Jakarta, aktual.com – Dewan Kehormatan Penyelenggara Pemilu (DKPP) akhirnya menjatuhkan sanksi teguran keras kepada Ketua, empat anggota, serta Sekretaris Jenderal Komisi Pemilihan Umum (KPU) RI, setelah terbukti menyalahgunakan penggunaan private jet senilai Rp90 miliar dalam penyelenggaraan Pemilu 2024.
Keputusan DKPP ini sontak memantik tanda tanya publik: bagaimana mungkin lembaga yang seharusnya menjunjung asas integritas, efisiensi, dan akuntabilitas, justru terperangkap dalam praktik yang mencoreng etika penyelenggara pemilu?
Dalam sidang etik, anggota majelis DKPP, I Dewa Kade Wiarsa Raka Sandi, membeberkan fakta mencengangkan. KPU diketahui menyewa pesawat jet pribadi jenis Embraer Legacy 650 dalam dua tahap: tahap pertama senilai Rp65,4 miliar, dan tahap kedua Rp46,1 miliar, dengan selisih anggaran yang tidak kecil—mencapai Rp19,2 miliar.
Ironisnya, pesawat mewah tersebut seharusnya digunakan untuk memantau distribusi logistik ke wilayah tertinggal, terdepan, dan terluar (3T).
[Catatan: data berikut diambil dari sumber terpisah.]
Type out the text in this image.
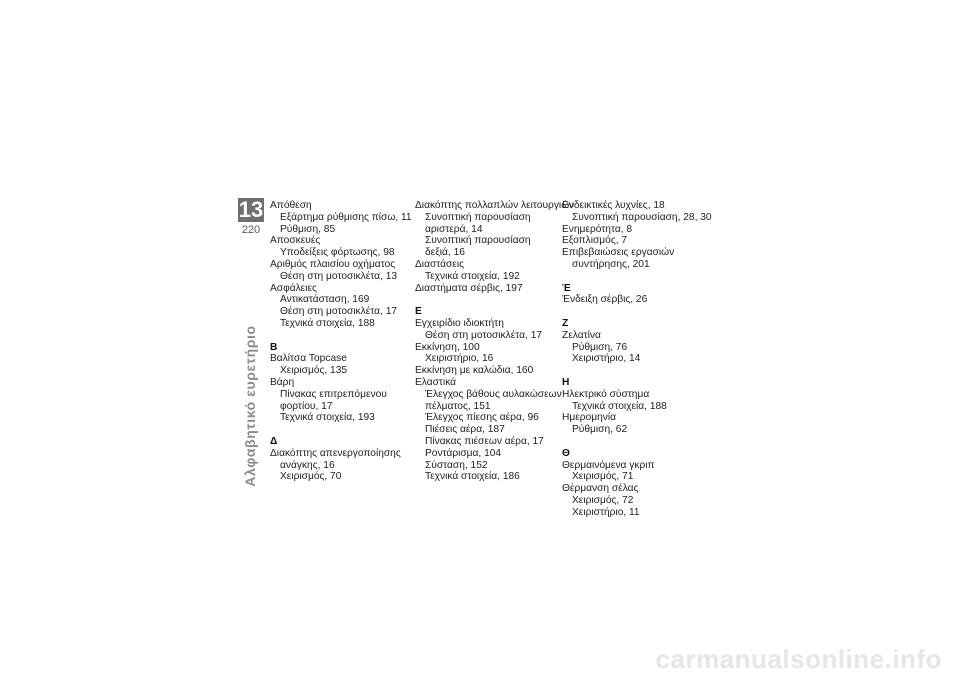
13
220
Αλφαβητικό ευρετήριο
Απόθεση
Εξάρτημα ρύθμισης πίσω, 11
Ρύθμιση, 85
Αποσκευές
Υποδείξεις φόρτωσης, 98
Αριθμός πλαισίου οχήματος
Θέση στη μοτοσικλέτα, 13
Ασφάλειες
Αντικατάσταση, 169
Θέση στη μοτοσικλέτα, 17
Τεχνικά στοιχεία, 188
Β
Βαλίτσα Topcase
Χειρισμός, 135
Βάρη
Πίνακας επιτρεπόμενου
φορτίου, 17
Τεχνικά στοιχεία, 193
Δ
Διακόπτης απενεργοποίησης
ανάγκης, 16
Χειρισμός, 70
Διακόπτης πολλαπλών λειτουργιών
Συνοπτική παρουσίαση
αριστερά, 14
Συνοπτική παρουσίαση
δεξιά, 16
Διαστάσεις
Τεχνικά στοιχεία, 192
Διαστήματα σέρβις, 197
Ε
Εγχειρίδιο ιδιοκτήτη
Θέση στη μοτοσικλέτα, 17
Εκκίνηση, 100
Χειριστήριο, 16
Εκκίνηση με καλώδια, 160
Ελαστικά
Έλεγχος βάθους αυλακώσεων
πέλματος, 151
Έλεγχος πίεσης αέρα, 96
Πιέσεις αέρα, 187
Πίνακας πιέσεων αέρα, 17
Ροντάρισμα, 104
Σύσταση, 152
Τεχνικά στοιχεία, 186
Ενδεικτικές λυχνίες, 18
Συνοπτική παρουσίαση, 28, 30
Ενημερότητα, 8
Εξοπλισμός, 7
Επιβεβαιώσεις εργασιών
συντήρησης, 201
Έ
Ένδειξη σέρβις, 26
Ζ
Ζελατίνα
Ρύθμιση, 76
Χειριστήριο, 14
Η
Ηλεκτρικό σύστημα
Τεχνικά στοιχεία, 188
Ημερομηνία
Ρύθμιση, 62
Θ
Θερμαινόμενα γκριπ
Χειρισμός, 71
Θέρμανση σέλας
Χειρισμός, 72
Χειριστήριο, 11
carmanualsonline.info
Namun hasil pemeriksaan menunjukkan, dari 59 kali penerbangan, tak satu pun diarahkan ke wilayah 3T. Sebaliknya, penerbangan justru digunakan untuk kegiatan internal seperti bimbingan teknis, penyerahan santunan, hingga perjalanan ke Jawa Timur, Bali, dan Kalimantan Selatan.
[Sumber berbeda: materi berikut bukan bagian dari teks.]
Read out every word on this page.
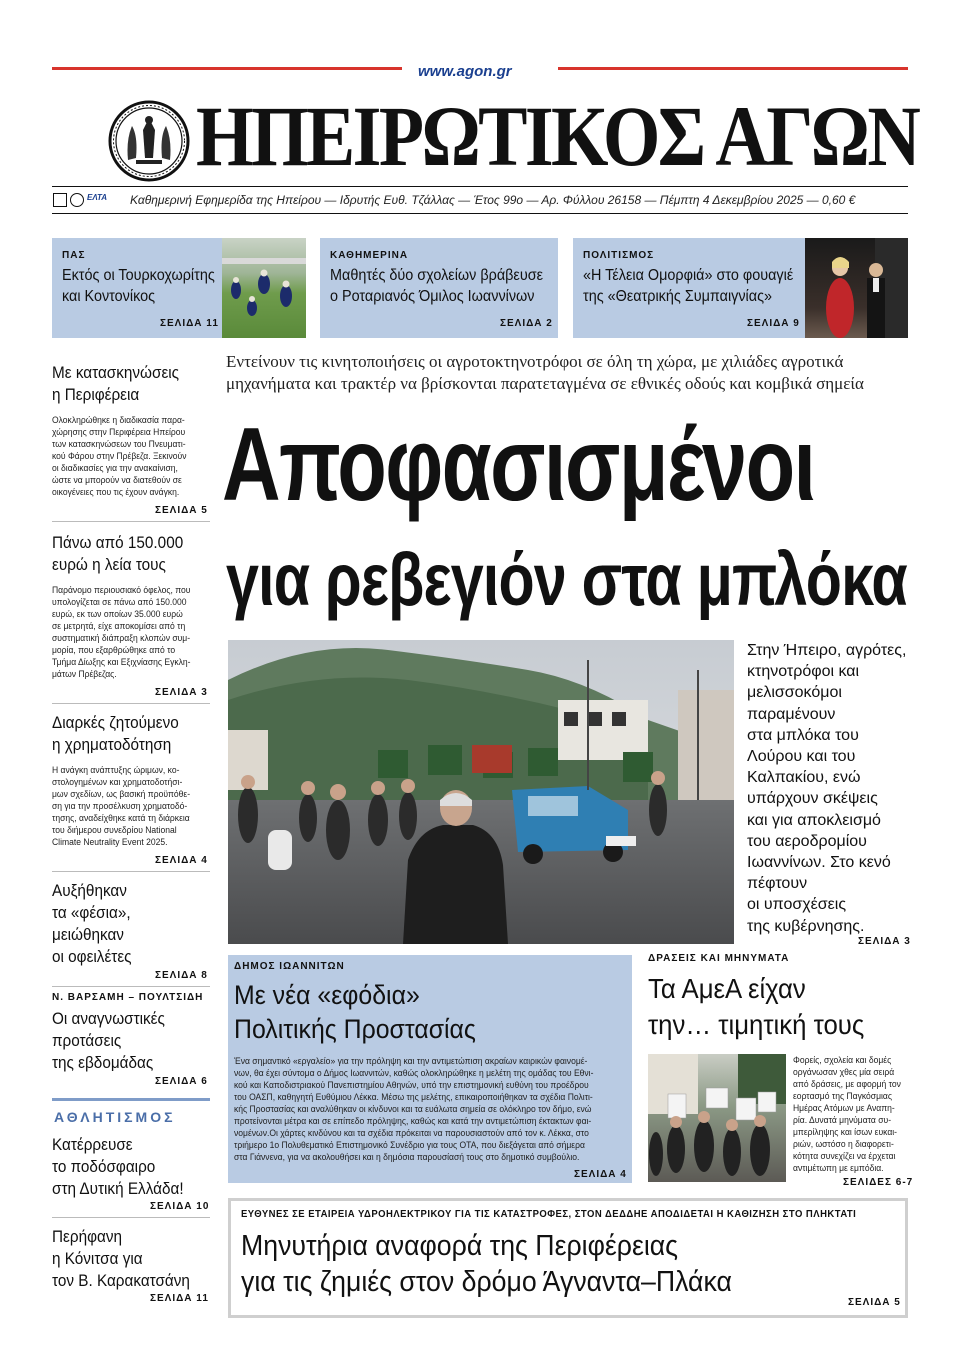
www.agon.gr
ΗΠΕΙΡΩΤΙΚΟΣ ΑΓΩΝ
ΕΛΤΑ Καθημερινή Εφημερίδα της Ηπείρου — Ιδρυτής Ευθ. Τζάλλας — Έτος 99ο — Αρ. Φύλλου 26158 — Πέμπτη 4 Δεκεμβρίου 2025 — 0,60 €
ΠΑΣ
Εκτός οι Τουρκοχωρίτης
και Κοντονίκος
ΣΕΛΙΔΑ 11
ΚΑΘΗΜΕΡΙΝΑ
Μαθητές δύο σχολείων βράβευσε
ο Ροταριανός Όμιλος Ιωαννίνων
ΣΕΛΙΔΑ 2
ΠΟΛΙΤΙΣΜΟΣ
«Η Τέλεια Ομορφιά» στο φουαγιέ
της «Θεατρικής Συμπαιγνίας»
ΣΕΛΙΔΑ 9
Με κατασκηνώσεις
η Περιφέρεια
Ολοκληρώθηκε η διαδικασία παρα-
χώρησης στην Περιφέρεια Ηπείρου
των κατασκηνώσεων του Πνευματι-
κού Φάρου στην Πρέβεζα. Ξεκινούν
οι διαδικασίες για την ανακαίνιση,
ώστε να μπορούν να διατεθούν σε
οικογένειες που τις έχουν ανάγκη.
ΣΕΛΙΔΑ 5
Πάνω από 150.000
ευρώ η λεία τους
Παράνομο περιουσιακό όφελος, που
υπολογίζεται σε πάνω από 150.000
ευρώ, εκ των οποίων 35.000 ευρώ
σε μετρητά, είχε αποκομίσει από τη
συστηματική διάπραξη κλοπών συμ-
μορία, που εξαρθρώθηκε από το
Τμήμα Δίωξης και Εξιχνίασης Εγκλη-
μάτων Πρέβεζας.
ΣΕΛΙΔΑ 3
Διαρκές ζητούμενο
η χρηματοδότηση
Η ανάγκη ανάπτυξης ώριμων, κο-
στολογημένων και χρηματοδοτήσι-
μων σχεδίων, ως βασική προϋπόθε-
ση για την προσέλκυση χρηματοδό-
τησης, αναδείχθηκε κατά τη διάρκεια
του διήμερου συνεδρίου National
Climate Neutrality Event 2025.
ΣΕΛΙΔΑ 4
Αυξήθηκαν
τα «φέσια»,
μειώθηκαν
οι οφειλέτες
ΣΕΛΙΔΑ 8
Ν. ΒΑΡΣΑΜΗ – ΠΟΥΛΤΣΙΔΗ
Οι αναγνωστικές
προτάσεις
της εβδομάδας
ΣΕΛΙΔΑ 6
ΑΘΛΗΤΙΣΜΟΣ
Κατέρρευσε
το ποδόσφαιρο
στη Δυτική Ελλάδα!
ΣΕΛΙΔΑ 10
Περήφανη
η Κόνιτσα για
τον Β. Καρακατσάνη
ΣΕΛΙΔΑ 11
Εντείνουν τις κινητοποιήσεις οι αγροτοκτηνοτρόφοι σε όλη τη χώρα, με χιλιάδες αγροτικά μηχανήματα και τρακτέρ να βρίσκονται παρατεταγμένα σε εθνικές οδούς και κομβικά σημεία
Αποφασισμένοι
για ρεβεγιόν στα μπλόκα
Στην Ήπειρο, αγρότες,
κτηνοτρόφοι και
μελισσοκόμοι
παραμένουν
στα μπλόκα του
Λούρου και του
Καλπακίου, ενώ
υπάρχουν σκέψεις
και για αποκλεισμό
του αεροδρομίου
Ιωαννίνων. Στο κενό
πέφτουν
οι υποσχέσεις
της κυβέρνησης.
ΣΕΛΙΔΑ 3
ΔΗΜΟΣ ΙΩΑΝΝΙΤΩΝ
Με νέα «εφόδια»
Πολιτικής Προστασίας
Ένα σημαντικό «εργαλείο» για την πρόληψη και την αντιμετώπιση ακραίων καιρικών φαινομέ-
νων, θα έχει σύντομα ο Δήμος Ιωαννιτών, καθώς ολοκληρώθηκε η μελέτη της ομάδας του Εθνι-
κού και Καποδιστριακού Πανεπιστημίου Αθηνών, υπό την επιστημονική ευθύνη του προέδρου
του ΟΑΣΠ, καθηγητή Ευθύμιου Λέκκα. Μέσω της μελέτης, επικαιροποιήθηκαν τα σχέδια Πολιτι-
κής Προστασίας και αναλύθηκαν οι κίνδυνοι και τα ευάλωτα σημεία σε ολόκληρο τον δήμο, ενώ
προτείνονται μέτρα και σε επίπεδο πρόληψης, καθώς και κατά την αντιμετώπιση έκτακτων φαι-
νομένων.Οι χάρτες κινδύνου και τα σχέδια πρόκειται να παρουσιαστούν από τον κ. Λέκκα, στο
τριήμερο 1ο Πολυθεματικό Επιστημονικό Συνέδριο για τους ΟΤΑ, που διεξάγεται από σήμερα
στα Γιάννενα, για να ακολουθήσει και η δημόσια παρουσίασή τους στο δημοτικό συμβούλιο.
ΣΕΛΙΔΑ 4
ΔΡΑΣΕΙΣ ΚΑΙ ΜΗΝΥΜΑΤΑ
Τα ΑμεΑ είχαν
την… τιμητική τους
Φορείς, σχολεία και δομές
οργάνωσαν χθες μία σειρά
από δράσεις, με αφορμή τον
εορτασμό της Παγκόσμιας
Ημέρας Ατόμων με Αναπη-
ρία. Δυνατά μηνύματα συ-
μπερίληψης και ίσων ευκαι-
ριών, ωστόσο η διαφορετι-
κότητα συνεχίζει να έρχεται
αντιμέτωπη με εμπόδια.
ΣΕΛΙΔΕΣ 6-7
ΕΥΘΥΝΕΣ ΣΕ ΕΤΑΙΡΕΙΑ ΥΔΡΟΗΛΕΚΤΡΙΚΟΥ ΓΙΑ ΤΙΣ ΚΑΤΑΣΤΡΟΦΕΣ, ΣΤΟΝ ΔΕΔΔΗΕ ΑΠΟΔΙΔΕΤΑΙ Η ΚΑΘΙΖΗΣΗ ΣΤΟ ΠΛΗΚΤΑΤΙ
Μηνυτήρια αναφορά της Περιφέρειας
για τις ζημιές στον δρόμο Άγναντα–Πλάκα
ΣΕΛΙΔΑ 5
“Dari total 59 kali perjalanan, tidak satu pun digunakan untuk kegiatan distribusi logistik. Private jet justru dipakai untuk keperluan lain,” ungkap Anggota DKPP Ratna Dewi Pettalolo, yang menegaskan bahwa tindakan tersebut melanggar asas efisiensi sebagaimana diatur dalam kode etik penyelenggara pemilu.
DKPP menilai tindakan para komisioner tidak dapat dibenarkan secara etika, apalagi mengingat pilihan pesawat yang “eksklusif dan mewah”. Teguran keras pun dijatuhkan kepada Ketua KPU RI Mochammad Afifuddin, empat anggota KPU (Idham Holik, Yulianto Sudrajat, Parsadaan Harahap, August Mellaz) serta Sekjen Bernard Dermawan Sutrisno.
Sanksi “teguran keras” yang dijatuhkan DKPP memang terdengar tegas secara redaksional, namun lemah secara substantif. Dengan anggaran publik sebesar Rp90 miliar, pelanggaran ini tidak sekadar persoalan administrasi—melainkan indikasi krisis moralitas dan akuntabilitas di tubuh lembaga penyelenggara pemilu.
Bagi publik, kasus ini menimbulkan ironi mendalam: di saat banyak petugas KPPS gugur dalam tugas karena kelelahan dan keterbatasan fasilitas, para elit penyelenggara justru “terbang nyaman” dengan jet pribadi atas biaya negara.
Dalam konteks etika penyelenggaraan pemilu, pelanggaran ini bukan sekadar “kesalahan teknis”, melainkan bentuk penyimpangan nilai dasar: efisiensi, kesederhanaan, dan integritas. Teguran keras tanpa konsekuensi struktural dapat menimbulkan preseden buruk—bahwa pelanggaran bernilai miliaran rupiah bisa diselesaikan dengan “peringatan moral”.
Publik tentu menanti langkah lanjutan dari lembaga pengawasan keuangan dan penegak hukum. Sebab, jika sanksi etik berhenti di teguran, maka kepercayaan rakyat terhadap independensi dan kredibilitas penyelenggara pemilu bisa benar-benar jatuh.